El equipo holandés me esperaba en Puerto Montt, para filmar juntos hasta muy cerca del Círculo Polar, y abandonar después el país hacia la Argentina por el paso fronterizo de Bariloche. En el momento en que salieran los tres equipos, el ochenta por ciento de la película estaría hecho, y el material a buen recaudo revelándose en Madrid. La Ely había estado cumpliendo una tarea tan eficaz, que cuando llegué a España encontré la película lista para el montaje.
“Littín vino, filmó y se fue”
Ante las circunstancias inciertas de aquellos días, lo más aconsejable parecía ser que Franquie y yo hiciéramos una salida falsa del país, para después entrar de nuevo con mayores precauciones. El viaje a Puerto Montt me daba una oportunidad preciosa, pues era tan fácil hacerlo por la Argentina como por Chile. Así fue. Le pedí al equipo holandés que me esperara allí, cité a uno de los equipos chilenos para tres días después en el Valle de Colchagua, al centro del país, y me fui con Franquie por avión a Buenos Aires. Pocas horas antes llamé a la revista Análisis, sin identificarme de antemano, y le concedí a la periodista Patricia Collier una extensa entrevista sobre mi paso clandestino por Santiago. Dos días después de mi salida, en efecto, la entrevista se publicó con mi foto en la portada, y con un título que tenía una gotita de burla romana: “Littín vino, filmó y se fue”.

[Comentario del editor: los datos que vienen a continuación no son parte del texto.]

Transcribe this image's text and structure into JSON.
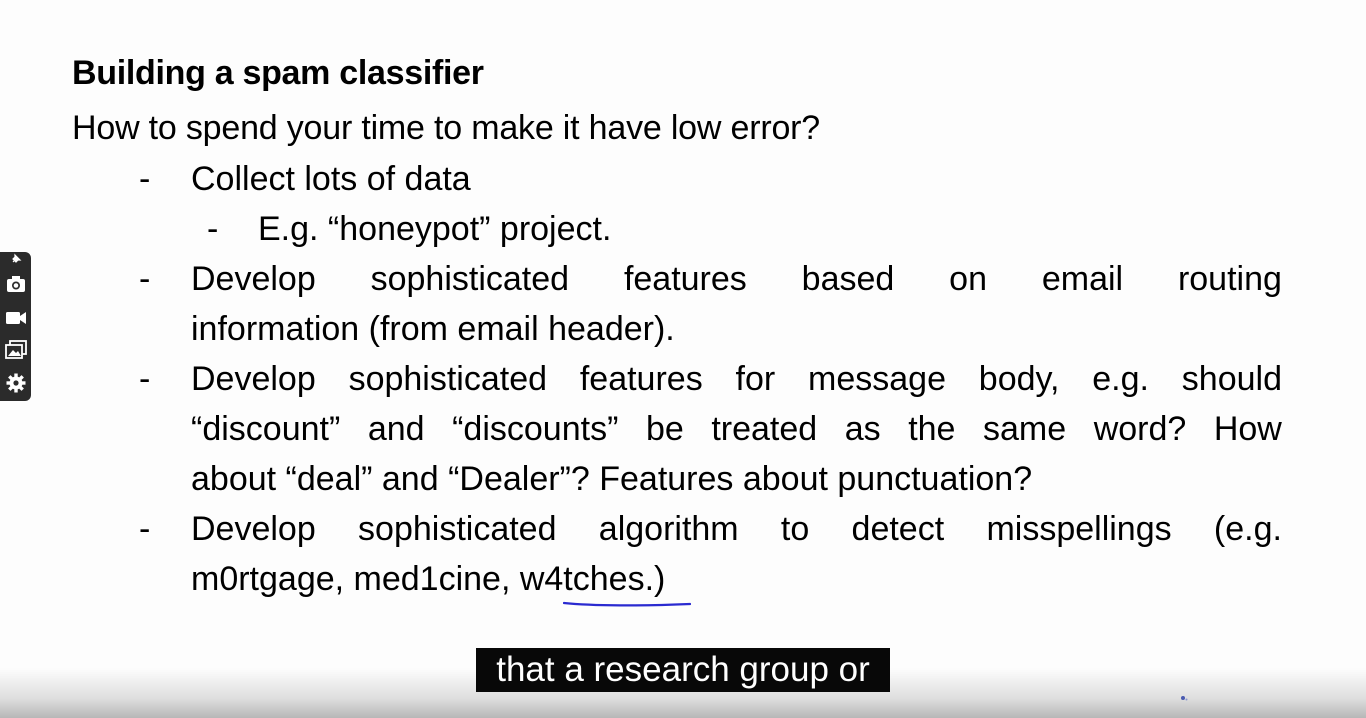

Para que todo fuera aún más realista, Clemencia Isaura nos llevó a Franquie y a mí al aeropuerto de Pudahuel, manejando su propio coche, y nos despidió con besos y lágrimas de buen teatro. Fue así como salimos de la manera más ostensible, pero vigilados de cerca por los servicios de seguridad de la resistencia que darían la voz de alarma si fuéramos detenidos. Esto nos permitió saber, en primer término, que no estábamos fichados en el aeropuerto, y también nos permitió dejar un registro de salida para que, en caso de una investigación tardía, la policía creyera que habíamos abandonado el país.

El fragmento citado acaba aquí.